BSE Sensex and NSE Nifty 50 have pretty much doubled from respective March lows. Earlier this week, headline indices rose to all-time highs, taking the industry capitalisation of the BSE-listed businesses to Rs 199 lakh crore. Even as indices trade close to record highs, Kunal Sanghavi, CFO, HDFC Securities, told TheSpuzz Online that 2021 may perhaps not be a repeat of the 2020 rally. According to him, 2021 will be a lot more distinctive than 2020, as there will be no related sort of rise from lows or the V-shaped recovery in 2021. Moreover, even quick-term volatility can not be ruled out in this calendar year. However, there are a couple of sectors that may perhaps give superior returns from a extended-term investment horizon, Kunal Sanghavi stated.
Winning sectors
One may perhaps see a lot of sideways movement and witness distinctive types of sectors moving but the identification of the proper sectors will be extremely essential at this point of time, he stated. In this new year, markets may perhaps see particular major sectors such as technologies, exactly where India could turn into a surplus exporter to the rest of the globe. Among other sectors, Sanghavi expects pharmaceuticals, infrastructure, logistics and e-commerce to outperform. “It is not about whether the markets will be good or bad. It’s more about whether one is in the right sectors or not,” he stated.

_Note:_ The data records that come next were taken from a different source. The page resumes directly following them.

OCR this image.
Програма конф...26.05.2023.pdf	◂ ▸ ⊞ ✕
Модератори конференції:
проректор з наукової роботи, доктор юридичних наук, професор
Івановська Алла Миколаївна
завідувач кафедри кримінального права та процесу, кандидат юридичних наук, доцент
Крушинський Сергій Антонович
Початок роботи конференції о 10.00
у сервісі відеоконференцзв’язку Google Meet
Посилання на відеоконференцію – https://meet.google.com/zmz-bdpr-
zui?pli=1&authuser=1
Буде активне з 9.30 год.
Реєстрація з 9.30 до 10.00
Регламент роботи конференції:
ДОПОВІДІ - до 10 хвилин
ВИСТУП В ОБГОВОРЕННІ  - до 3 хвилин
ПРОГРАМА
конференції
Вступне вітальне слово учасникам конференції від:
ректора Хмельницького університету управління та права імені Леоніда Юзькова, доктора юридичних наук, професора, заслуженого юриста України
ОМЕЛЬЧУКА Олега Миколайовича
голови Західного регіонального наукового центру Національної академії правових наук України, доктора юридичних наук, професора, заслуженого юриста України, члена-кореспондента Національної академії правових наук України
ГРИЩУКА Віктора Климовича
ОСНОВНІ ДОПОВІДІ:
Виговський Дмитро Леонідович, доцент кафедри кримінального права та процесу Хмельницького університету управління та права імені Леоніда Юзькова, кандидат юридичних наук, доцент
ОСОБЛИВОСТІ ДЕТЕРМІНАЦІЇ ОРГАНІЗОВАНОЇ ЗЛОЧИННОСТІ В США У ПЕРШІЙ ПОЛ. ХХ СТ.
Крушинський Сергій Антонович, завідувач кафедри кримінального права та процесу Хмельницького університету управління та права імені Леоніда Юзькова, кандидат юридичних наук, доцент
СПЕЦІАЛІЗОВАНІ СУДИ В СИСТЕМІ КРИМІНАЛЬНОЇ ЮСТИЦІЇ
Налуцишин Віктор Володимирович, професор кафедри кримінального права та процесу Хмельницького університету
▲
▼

The investment in proper sectors will surely appreciate from the existing levels as the year 2020 formed a superior base. As quick-term corrections in the middle are extremely a lot on the cards, 1 wants to have cautious strategy from a quick-term viewpoint.
2020 vs 2008: What changed, what didn’t
Last year 2020 was a replica of what occurred in 2008, Sanghavi stated, drawing parallels among the two important drawdown periods. Both occasions, markets witnessed massive corrections and panic was at its peak. During such occasions, institutions globally invested their surplus money. “While looking at certain liquidity parameters, during 2008-09, we saw liquidity was at its highest in 2009 and then it got stabilised. Now, 2018-2020 has been a period of slack and now we are seeing a rebound from an overall perspective,” he stated.
Sanghavi advised that 1 will have to element in the improve in the general GDP, as India moves toward the Prime Minister’s dream of attaining a $5 trillion dollar economy. India has currently crossed the $2.7 dollar economy, so far. “The vision which we are trying to achieve is leading to a lot of surplus money in the ecosystem,” he added.
From a extended-term viewpoint, Sanghavi believes that this is the proper time for the investors to enter the stock markets as international liquidity has been at its highest. After rallying to the all-time highs, equity benchmarks succumbed to profit-booking. From the record higher hit yesterday, BSE Sensex has tumbled 1,045 points or 2 per cent on Friday, even though the broader Nifty index plunged to 14,453, falling more than 300 points.